Die belangte Behörde hat durch die verfehlte Zurückweisung der Berufung den angefochtenen Bescheid mit Rechtswidrigkeit des Inhaltes belastet. Er war aus diesem Grund gemäß § 42 Abs. 2 Z. 1 VwGG aufzuheben.
Aus Gründen der Verfahrensökonomie ist für das fortzusetzende Verfahren festzuhalten:
Das Einschreiten eines Wirtschaftstreuhänders als Vertreter ist im gegebenen Zusammenhang mit § 10 Abs. 3 AVG nicht vereinbar. Danach sind solche Personen als Bevollmächtigte nicht zuzulassen, die die Vertretung anderer unbefugt zu Erwerbszwecken betreiben. Der Verwaltungsgerichtshof hat in diesem Zusammenhang bereits wiederholt ausgesprochen, daß die Vertretungsbefugnis von Wirtschaftstreuhändern einen UNMITTELBAREN Zusammenhang mit wirtschaftstreuhänderischen Arbeiten voraussetzt und diese Voraussetzung unter anderem in bezug auf ein gewerberechtliches Konzessionsverfahren (Erkenntnis vom 2. Oktober 1959, Slg. 5067/A), ein Verfahren betreffend die Versicherungspflicht in der Sozialversicherung (Erkenntnis vom 13. Februar 1981, Slg. 10369/A) und ein Verwaltungsstrafverfahren nach dem Familienlastenausgleichsgesetz (Erkenntnis vom 1. Juli 1970, Zl. 1244/69) verneint. Dies gilt in gleicher Weise für Verwaltungsstrafverfahren wegen Übertretung von Arbeitnehmerschutzvorschriften. Mangels eines unmittelbaren Zusammenhanges mit wirtschaftstreuhänderischen Arbeiten ist auch in solchen Verfahren das Einschreiten eines Wirtschaftstreuhänders als Vertreter des Beschuldigten einem Fall des § 10 Abs. 3 AVG gleichzuhalten. Die belangte Behörde wird daher nach § 10 Abs. 3 AVG vorzugehen und die Beschwerdeführerin gemäß § 13 Abs. 3 AVG aufzufordern haben, entweder die Berufung selbst zu unterfertigen oder sich eines geeigneten Vertreters zu bedienen (vgl. hiezu das vorhin genannte Erkenntnis Slg. 10369/A/1981 und das Erkenntnis eines verstärkten Senates vom 10. Jänner 1985, Slg. 11633/A).

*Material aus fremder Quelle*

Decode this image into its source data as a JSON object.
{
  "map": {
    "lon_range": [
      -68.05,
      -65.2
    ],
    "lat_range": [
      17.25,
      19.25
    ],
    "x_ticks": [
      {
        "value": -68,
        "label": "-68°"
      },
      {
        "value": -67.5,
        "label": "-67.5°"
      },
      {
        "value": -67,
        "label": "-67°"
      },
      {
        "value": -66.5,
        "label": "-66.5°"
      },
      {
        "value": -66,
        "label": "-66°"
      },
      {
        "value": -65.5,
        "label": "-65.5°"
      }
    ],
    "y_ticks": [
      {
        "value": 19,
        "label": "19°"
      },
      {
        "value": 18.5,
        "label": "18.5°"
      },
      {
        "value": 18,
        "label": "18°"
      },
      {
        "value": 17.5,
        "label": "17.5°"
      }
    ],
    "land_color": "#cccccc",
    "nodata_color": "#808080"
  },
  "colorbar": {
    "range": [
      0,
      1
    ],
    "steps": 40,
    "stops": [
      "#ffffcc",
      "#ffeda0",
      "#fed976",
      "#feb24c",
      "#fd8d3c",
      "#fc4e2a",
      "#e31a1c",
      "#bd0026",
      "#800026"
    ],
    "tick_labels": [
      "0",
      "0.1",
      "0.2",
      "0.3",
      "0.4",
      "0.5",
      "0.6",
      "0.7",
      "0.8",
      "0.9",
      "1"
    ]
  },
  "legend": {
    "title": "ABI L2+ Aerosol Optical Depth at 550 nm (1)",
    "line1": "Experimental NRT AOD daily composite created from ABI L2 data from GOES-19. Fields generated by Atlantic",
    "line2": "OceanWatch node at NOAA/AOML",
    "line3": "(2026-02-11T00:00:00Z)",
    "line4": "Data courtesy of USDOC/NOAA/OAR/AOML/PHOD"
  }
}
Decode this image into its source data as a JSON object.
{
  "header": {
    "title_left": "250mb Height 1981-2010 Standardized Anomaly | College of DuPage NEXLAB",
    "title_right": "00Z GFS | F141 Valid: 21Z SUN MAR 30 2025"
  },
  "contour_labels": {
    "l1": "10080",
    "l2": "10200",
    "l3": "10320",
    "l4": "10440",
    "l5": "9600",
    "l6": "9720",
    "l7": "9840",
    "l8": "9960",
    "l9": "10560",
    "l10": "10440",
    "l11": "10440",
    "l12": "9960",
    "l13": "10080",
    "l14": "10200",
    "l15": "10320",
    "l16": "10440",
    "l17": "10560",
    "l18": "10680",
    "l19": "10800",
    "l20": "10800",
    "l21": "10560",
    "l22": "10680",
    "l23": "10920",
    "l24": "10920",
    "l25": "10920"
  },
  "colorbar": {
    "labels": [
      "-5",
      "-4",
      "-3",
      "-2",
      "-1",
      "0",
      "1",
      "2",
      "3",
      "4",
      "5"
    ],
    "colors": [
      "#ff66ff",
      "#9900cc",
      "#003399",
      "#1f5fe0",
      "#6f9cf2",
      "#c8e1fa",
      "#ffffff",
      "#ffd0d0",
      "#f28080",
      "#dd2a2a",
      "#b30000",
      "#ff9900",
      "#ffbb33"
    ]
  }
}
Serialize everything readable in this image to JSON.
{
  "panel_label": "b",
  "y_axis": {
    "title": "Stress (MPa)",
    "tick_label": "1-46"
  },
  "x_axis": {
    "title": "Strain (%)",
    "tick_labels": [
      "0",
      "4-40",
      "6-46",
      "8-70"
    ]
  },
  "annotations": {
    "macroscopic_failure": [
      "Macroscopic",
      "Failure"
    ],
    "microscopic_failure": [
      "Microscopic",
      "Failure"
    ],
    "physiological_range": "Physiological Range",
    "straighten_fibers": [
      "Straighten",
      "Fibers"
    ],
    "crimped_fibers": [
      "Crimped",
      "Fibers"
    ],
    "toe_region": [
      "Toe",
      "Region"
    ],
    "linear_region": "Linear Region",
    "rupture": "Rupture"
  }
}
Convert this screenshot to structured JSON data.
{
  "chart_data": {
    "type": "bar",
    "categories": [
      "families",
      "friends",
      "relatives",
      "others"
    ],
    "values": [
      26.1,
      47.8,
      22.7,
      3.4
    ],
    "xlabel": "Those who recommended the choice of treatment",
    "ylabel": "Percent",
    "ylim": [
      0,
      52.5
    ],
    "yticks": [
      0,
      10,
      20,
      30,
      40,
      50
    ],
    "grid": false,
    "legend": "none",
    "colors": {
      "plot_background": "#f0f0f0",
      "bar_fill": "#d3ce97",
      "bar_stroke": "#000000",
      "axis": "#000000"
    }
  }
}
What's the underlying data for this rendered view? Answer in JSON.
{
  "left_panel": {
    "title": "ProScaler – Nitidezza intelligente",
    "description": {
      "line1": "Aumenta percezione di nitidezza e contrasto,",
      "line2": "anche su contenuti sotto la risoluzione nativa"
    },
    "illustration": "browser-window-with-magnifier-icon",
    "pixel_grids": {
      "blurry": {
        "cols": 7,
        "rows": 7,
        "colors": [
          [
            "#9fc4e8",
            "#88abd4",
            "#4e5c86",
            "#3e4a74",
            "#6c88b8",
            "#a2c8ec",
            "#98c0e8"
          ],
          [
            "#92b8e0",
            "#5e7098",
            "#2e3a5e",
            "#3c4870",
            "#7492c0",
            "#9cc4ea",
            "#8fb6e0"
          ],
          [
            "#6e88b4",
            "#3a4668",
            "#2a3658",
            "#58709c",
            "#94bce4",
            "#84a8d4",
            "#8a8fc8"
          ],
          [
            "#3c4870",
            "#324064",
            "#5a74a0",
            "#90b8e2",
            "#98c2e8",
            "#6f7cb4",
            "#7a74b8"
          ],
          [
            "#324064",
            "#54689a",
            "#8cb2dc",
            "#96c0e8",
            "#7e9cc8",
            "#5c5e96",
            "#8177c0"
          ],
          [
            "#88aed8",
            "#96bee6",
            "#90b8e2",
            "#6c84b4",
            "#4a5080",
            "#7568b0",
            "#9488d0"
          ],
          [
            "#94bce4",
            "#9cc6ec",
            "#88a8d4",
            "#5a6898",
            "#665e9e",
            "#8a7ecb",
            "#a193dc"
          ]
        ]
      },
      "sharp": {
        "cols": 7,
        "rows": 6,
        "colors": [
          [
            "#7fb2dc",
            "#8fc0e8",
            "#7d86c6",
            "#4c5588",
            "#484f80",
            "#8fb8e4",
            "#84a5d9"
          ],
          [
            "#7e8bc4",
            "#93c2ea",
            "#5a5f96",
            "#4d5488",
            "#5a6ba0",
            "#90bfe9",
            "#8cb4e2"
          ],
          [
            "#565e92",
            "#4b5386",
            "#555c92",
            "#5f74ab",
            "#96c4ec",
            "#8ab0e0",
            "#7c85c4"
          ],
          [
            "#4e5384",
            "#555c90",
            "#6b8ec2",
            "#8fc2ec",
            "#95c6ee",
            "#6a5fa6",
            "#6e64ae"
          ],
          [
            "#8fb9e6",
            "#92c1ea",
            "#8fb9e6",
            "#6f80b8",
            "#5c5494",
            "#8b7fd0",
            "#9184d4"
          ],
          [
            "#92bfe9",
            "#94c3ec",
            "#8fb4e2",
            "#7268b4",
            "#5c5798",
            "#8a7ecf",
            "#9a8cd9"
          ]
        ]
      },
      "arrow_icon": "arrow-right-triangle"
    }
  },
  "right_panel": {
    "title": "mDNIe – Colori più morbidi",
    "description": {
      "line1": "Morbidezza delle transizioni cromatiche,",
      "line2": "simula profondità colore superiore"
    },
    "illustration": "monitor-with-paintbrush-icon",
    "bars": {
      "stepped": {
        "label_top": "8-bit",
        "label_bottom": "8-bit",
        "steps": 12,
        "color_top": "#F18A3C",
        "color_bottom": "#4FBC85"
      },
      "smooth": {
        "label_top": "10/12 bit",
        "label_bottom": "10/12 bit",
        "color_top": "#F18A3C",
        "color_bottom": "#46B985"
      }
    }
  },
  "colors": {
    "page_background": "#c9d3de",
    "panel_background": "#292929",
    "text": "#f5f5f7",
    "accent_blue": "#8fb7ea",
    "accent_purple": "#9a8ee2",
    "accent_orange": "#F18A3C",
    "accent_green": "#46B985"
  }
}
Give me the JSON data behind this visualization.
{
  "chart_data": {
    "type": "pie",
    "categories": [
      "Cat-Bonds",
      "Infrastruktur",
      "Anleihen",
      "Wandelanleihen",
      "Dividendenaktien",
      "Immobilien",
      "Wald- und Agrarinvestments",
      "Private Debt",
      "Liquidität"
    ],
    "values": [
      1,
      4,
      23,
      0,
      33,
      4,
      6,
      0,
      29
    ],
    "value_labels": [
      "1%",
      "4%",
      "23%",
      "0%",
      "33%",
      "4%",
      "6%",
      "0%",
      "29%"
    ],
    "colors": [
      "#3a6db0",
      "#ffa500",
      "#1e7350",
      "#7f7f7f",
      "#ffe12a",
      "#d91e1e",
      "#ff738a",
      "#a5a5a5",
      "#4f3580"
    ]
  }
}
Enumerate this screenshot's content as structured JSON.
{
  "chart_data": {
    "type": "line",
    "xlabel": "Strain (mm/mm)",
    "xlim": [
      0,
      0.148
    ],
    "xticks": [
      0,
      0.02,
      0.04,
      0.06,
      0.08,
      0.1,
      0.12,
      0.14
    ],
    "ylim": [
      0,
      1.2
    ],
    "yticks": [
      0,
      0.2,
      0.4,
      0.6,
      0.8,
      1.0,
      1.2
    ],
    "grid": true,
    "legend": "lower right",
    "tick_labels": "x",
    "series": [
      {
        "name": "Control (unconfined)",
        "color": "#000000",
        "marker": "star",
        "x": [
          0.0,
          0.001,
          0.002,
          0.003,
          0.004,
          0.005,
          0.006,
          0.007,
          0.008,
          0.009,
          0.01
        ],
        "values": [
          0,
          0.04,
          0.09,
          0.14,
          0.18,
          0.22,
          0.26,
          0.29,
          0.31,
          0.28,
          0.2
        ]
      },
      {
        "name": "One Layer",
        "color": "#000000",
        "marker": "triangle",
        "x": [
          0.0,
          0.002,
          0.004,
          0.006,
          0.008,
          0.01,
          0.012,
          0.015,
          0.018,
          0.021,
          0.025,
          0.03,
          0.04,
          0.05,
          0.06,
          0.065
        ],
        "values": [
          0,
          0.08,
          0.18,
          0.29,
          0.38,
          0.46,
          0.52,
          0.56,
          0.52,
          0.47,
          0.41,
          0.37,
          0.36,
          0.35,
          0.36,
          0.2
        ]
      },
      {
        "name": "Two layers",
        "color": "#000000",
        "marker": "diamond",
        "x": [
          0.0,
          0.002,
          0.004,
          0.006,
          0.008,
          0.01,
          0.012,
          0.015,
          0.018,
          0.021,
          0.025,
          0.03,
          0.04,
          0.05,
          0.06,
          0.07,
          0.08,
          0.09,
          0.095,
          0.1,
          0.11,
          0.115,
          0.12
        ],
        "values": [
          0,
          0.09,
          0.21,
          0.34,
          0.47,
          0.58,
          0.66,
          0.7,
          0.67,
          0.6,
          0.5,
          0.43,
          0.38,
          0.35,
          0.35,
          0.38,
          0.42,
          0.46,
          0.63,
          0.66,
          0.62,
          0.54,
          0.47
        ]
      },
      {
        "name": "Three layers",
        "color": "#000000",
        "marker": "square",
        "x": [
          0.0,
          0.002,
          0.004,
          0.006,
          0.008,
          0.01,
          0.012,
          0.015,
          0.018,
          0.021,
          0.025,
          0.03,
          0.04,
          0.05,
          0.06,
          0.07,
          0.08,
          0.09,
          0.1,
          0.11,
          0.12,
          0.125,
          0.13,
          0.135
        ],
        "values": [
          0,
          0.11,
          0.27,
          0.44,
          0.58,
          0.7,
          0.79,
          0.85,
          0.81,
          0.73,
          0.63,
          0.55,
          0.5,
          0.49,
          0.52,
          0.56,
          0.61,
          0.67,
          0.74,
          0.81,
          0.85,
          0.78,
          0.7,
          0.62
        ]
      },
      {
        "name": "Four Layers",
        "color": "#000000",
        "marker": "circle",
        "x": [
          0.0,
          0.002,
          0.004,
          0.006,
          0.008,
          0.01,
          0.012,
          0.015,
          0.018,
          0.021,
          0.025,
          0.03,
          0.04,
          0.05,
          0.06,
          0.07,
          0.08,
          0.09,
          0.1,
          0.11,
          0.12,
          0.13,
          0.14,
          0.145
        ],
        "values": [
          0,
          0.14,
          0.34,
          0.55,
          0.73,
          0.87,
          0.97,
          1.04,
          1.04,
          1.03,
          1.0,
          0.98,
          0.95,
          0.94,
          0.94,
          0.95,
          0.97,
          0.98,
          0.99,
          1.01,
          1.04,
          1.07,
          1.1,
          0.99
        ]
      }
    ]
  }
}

Schließlich wird - im Hinblick auf den Zusammenhang mit den übrigen gegen die Beschwerdeführerin geführten Verfahren wegen ihres Unternehmens - von einer begründeten Berufung auszugehen sein, mögen Berufungsantrag und Begründung auch in getrennten Schriftstücken enthalten sein.
Von der Durchführung der beantragten mündlichen Verhandlung konnte gemäß § 39 Abs. 2 Z. 6 VwGG abgesehen werden.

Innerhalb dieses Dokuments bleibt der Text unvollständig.